A CONNECTION BETWEEN ARTERIAL HYPERTENSION, DYSLIPIDEMIA AND ACTIVITY OF INTERLEUKIN-1BETA AND INTERLEUKIN-6 IN TYPE 2 DIABETES MELLITUS

Abstract
To determine the relationship between blood pressure (BP), lipid metabolism and levels of IL-1beta and IL-6 in patients with type 2 diabetes mellitus (T2DM). A total of 96 patients with T2DM (mean age 52.74 ± 9.56, 38 women) and 20 healthy volunteers were examined. A systolic blood pressure (SBP, mmHg), diastolic blood pressure (DBP, mmHg), and mean arterial pressure (MAP) were measured; levels of total cholesterol (TC), high density lipoprotein cholesterol (HDL), triglycerides (TG) were determined by biochemical method (mmol/L), the level of low density lipoprotein cholesterol (LDL) was calculated by Friedwald's formula. The levels of IL-1-beta and IL-6 were determined by ELISA (ng/ml).
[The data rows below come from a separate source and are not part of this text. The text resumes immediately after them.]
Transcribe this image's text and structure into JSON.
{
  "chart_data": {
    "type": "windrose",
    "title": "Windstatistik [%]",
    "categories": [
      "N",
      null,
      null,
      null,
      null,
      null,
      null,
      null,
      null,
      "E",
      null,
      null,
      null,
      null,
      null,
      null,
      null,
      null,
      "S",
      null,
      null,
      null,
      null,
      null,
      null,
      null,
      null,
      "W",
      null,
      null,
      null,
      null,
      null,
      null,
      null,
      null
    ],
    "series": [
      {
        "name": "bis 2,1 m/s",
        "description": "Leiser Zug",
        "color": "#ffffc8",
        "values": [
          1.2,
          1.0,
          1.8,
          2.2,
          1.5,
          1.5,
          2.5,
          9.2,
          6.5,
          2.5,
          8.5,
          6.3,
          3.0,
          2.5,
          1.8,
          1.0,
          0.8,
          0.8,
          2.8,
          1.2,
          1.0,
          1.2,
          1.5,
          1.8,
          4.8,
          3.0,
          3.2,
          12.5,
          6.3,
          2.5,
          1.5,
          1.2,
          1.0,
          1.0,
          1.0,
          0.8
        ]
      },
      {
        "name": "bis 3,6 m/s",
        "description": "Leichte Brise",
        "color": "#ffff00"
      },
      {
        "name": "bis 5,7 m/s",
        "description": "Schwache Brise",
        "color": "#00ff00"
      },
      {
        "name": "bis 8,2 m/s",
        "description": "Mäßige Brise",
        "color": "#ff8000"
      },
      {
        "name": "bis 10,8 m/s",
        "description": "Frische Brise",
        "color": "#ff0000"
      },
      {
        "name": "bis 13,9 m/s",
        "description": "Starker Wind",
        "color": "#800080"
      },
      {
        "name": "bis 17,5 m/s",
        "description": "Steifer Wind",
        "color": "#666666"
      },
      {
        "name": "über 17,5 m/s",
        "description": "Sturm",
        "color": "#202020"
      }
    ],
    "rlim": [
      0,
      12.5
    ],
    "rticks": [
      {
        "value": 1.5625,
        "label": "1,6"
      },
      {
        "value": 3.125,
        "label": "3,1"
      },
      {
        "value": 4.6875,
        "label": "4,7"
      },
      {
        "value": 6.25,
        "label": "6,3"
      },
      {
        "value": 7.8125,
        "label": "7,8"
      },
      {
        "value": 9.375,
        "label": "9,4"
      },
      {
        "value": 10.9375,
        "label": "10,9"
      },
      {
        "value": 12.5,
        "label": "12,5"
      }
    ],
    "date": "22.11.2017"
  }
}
SBP in main group - 141.76 ± 1.31, in control group - 120.75 ± 1.51; DAT - 88.43 ± 0.68 and 77.75 ± 0.85, respectively; MAP - 106.23 ± 0.87 and 92.08 ± 0.98, respectively. All the results in the studied groups were statistically significant. The study of cholesterol metabolism also revealed significant differences: TC in the main group was 5.29 ± 0.15, in the control group - 4,06 ± 0.05; TG 1.20 ± 0.02 and 1.3 ± 0.03, respectively; LDL 3.28 ± 0.14 and 2.01 ± 0.04, respectively. The levels of proinflammatory cytokines significantly differed in studied groups: IL-1beta in main group was 13,58 ± 0,29, control group - 8,12 ± 0,24; IL-6 12.37 ± 0.3 and 8.83 ± 0.22, respectively. Significant (p < 0.05) correlations were revealed in the main group: SBP and TC (R = 0.29), SBP and TG (R = 0.28), SBP and LDL (R = 0.28), SBP and IL-1beta (R = 0.41), SBP and IL-6 (R = 0.25); DBT and IL-1beta - (R = 0.25); MAP and TC (R = 0.26), MAP and TG (R = 0.29), MAP and LDL (R = 0.27), MAP and IL-1beta (R = 0.39), MAP and IL-6 (R = 0.28). There were no significant correlations in the control group. The revealed interrelations indicate that the risk of arterial hypertension is increased even with a slight elevation of BP in patients with T2DM. The reasons for this include not only the increase of vascular resistance and the decrease of the elasticity of the vascular wall, but also the progression of dyslipidemia and deployment of systemic inflammatory response due to the increased levels of proinflammatory cytokines IL-1beta and IL-6.